Imagine você indo para a cama dormir com plena certeza de que, na manhã seguinte, alguém terá chegado de muito longe especialmente para lhe entregar a realização de um sonho que você acalentou no decorrer de um ano inteiro. Um presente, é verdade, mas para o qual você se empenhou muito para se fazer merecedor. Finalmente a concretização virá coroando suas boas escolhas, seu nobre comportamento na sociedade e seus deveres de cidadão exemplarmente cumpridos. É a hora da recompensa! A noite parecerá longa, embalada por uma mistura de ansiedade e alegria antecipada.
Assim funciona a figura daquele velhinho de barbas brancas e roupas vermelhas no imaginário infantil na noite de Natal. Ele ocupa a mente das crianças numa faixa etária em que o senso de justiça, embora existente, ainda não é tão crítico assim. O espaço para comparações e julgamentos (uns ganham presentes tão caros, outros tão modestos) parece facilmente ocupado por imensa gratidão a alguém que veio de tão longe, sobrevoando montanhas para trazer alegria e fazer a festa.
Há várias interpretações sobre a crença em Papai Noel. Há quem afirme que a lenda desvia os olhares do original sentido cristão do Natal, credita ao mito méritos que são da família e semeia uma desnecessária desilusão futura. Há também quem alegue ter sobrevivido à lenda sem perdas e danos e mantém para os filhos a tradição do Pólo Norte.
A hora da verdade
Li uma teoria afirmando que, por volta dos dez anos de idade, a criança provavelmente terá descoberto por si mesma e sem grandes decepções a "inexistência" do bom velhinho. E caso isso não tenha ocorrido, será literalmente, a hora da verdade, com iniciativa da família.
Particularmente, me vi entre a cruz e a espada. Não queria que meu filho acreditasse em Papai Noel.
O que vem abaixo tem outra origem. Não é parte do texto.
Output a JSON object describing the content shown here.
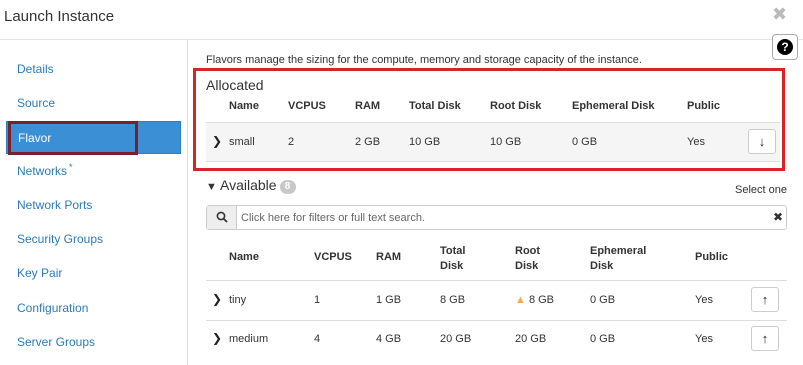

Achava a concorrência desleal. Eu e minha família garantíamos o presente, e outro levaria a fama? Também acreditava que Papai Noel deveria dar melhor exemplo: ser vegetariano (com aquela barriguinha, acho que não é), fashion e manter a barba feita. Também poderia fazer caminhada para combater a tão temida obesidade. Ao invés disso, ele obriga as renas a voarem carregando seu peso? Definitivamente, Papai Noel deveria é ser protetor de animais, isso sim! Com todos esses argumentos com base em teoria nenhuma, decidi com meu marido que Fellipe não acreditaria nessa lenda.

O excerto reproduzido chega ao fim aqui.